Birisi de, kitâb okumak ve kabir ziyareti ile meşgûl olurdu. Sebebini kendisinden soranlara, selâmeti yalnızlıkta, en iyi vâizi mezarlıkta, en iyi arkadaşı da kitab okumakta buldum, dedi.
İmâm Şâfiî: «Yemek dört şekilde yenir» dedi:
1-- Tek parmak ile yemek; bu kibarlıktandır.
2-- Çift parmak ile yemek; bu da kibirdendir.
3-- Üç parmak ile yemek; bu da sünnettendir.
4-- Dört veyâ beş parmak ile yemek; bu da boğazının kuludur.
İnsân tabîati, mahrem yerini örtmekten daha ziyade cehâletini örtmeğe meyleder. Çünkü cehâlet, insânda mânevi bir çirkinlik ve yüz karalığıdır. Sahibi dâima kınanır. Ahlâk bedene sirâyet eder. Rûh ve ahlâk bedenden daha şereflidir. Ahlak bozukluğu beden çirkinliğinden daha kötüdür. Aynı zamânda vücûdun niçin çirkindir diye kimse yerilmez. Zira bu, kendi ihtiyârında değildir. Onu değiştirip güzelleştirmek de kendi irâdesi hâricindedir. Ama cehâlet bir çirkinliktir ki, onu ilim ile değiştirmek mümkündür. Bunun için cehâletin meydâna çıkmasından insân son derece üzüntü duyar. İlmi ile şereflenir, sonra ilim güzelliği açığa çıkınca neş'elenir. İnsána hatâlarını öğretmek, onun cehâlet mahremiyetini açıklamak ve kalbini incitmek olacağından tarifin eziyetini kaldırmak için yumuşaklıkla ikaz etmeğe çalışmalıdır.

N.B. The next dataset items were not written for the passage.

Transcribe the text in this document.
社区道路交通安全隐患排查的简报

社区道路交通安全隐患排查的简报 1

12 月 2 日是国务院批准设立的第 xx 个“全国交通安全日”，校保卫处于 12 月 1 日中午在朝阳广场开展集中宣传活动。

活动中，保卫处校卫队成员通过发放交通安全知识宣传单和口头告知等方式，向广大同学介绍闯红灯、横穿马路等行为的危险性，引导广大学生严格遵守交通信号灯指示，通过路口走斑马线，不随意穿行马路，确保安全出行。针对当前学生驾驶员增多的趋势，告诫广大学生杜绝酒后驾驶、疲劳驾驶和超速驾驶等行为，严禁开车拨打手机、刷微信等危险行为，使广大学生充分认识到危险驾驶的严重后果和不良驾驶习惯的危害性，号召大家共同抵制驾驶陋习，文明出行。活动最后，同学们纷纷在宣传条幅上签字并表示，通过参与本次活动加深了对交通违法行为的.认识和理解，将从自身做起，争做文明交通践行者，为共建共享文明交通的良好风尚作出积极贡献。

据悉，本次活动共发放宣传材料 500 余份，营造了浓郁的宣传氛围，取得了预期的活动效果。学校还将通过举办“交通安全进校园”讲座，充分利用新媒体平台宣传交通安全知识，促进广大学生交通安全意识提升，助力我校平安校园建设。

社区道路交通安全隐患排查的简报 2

«Kişinin yırtık cübbe ve topuğa inmeyen kısa gömlek giymesi veyâ alnındaki secde izi seni aldatmasın. Parayı kendisine göster, azgınlık veyâ vera'ini oradan anlarsın.»
Koca ile güzel geçim yollarını öğretmek, kadının anne ve babasında olan haklarındandır. Rivâyete göre Esmâ binti Haricetü'l-Fezari evlendireceği kızına: «Kızım, alıştığın hayâttan bilmediğin bir hayâta gidiyorsun. Hiçbir sûretle tanımadığın bir kimse ile arkadaş oluyorsun. Sen ona yer ol ki, o da sanangök olsun. Sen onun dilediğini yap ki, o da sana istediğini versin. Sen ona döşek ol ki, o da sana yaslanacağın direk olsun. Sen ona câriye ol ki, o da sana köle olsun. Herhangi bir şeyde ısrar etme ki, sana kızmasın. Ondan çok uzaklaşma ki, seni unutmasın. Sana yaklaştıkça sen ona yaklaş. Kızdığı zamân, kendini koru. Yüzünü, gözünü ve kulağını muhâfaza et ki, güzel kokunu koklasın, güzel sözünü duysun ve güzelliklerini görsün.» demiştir.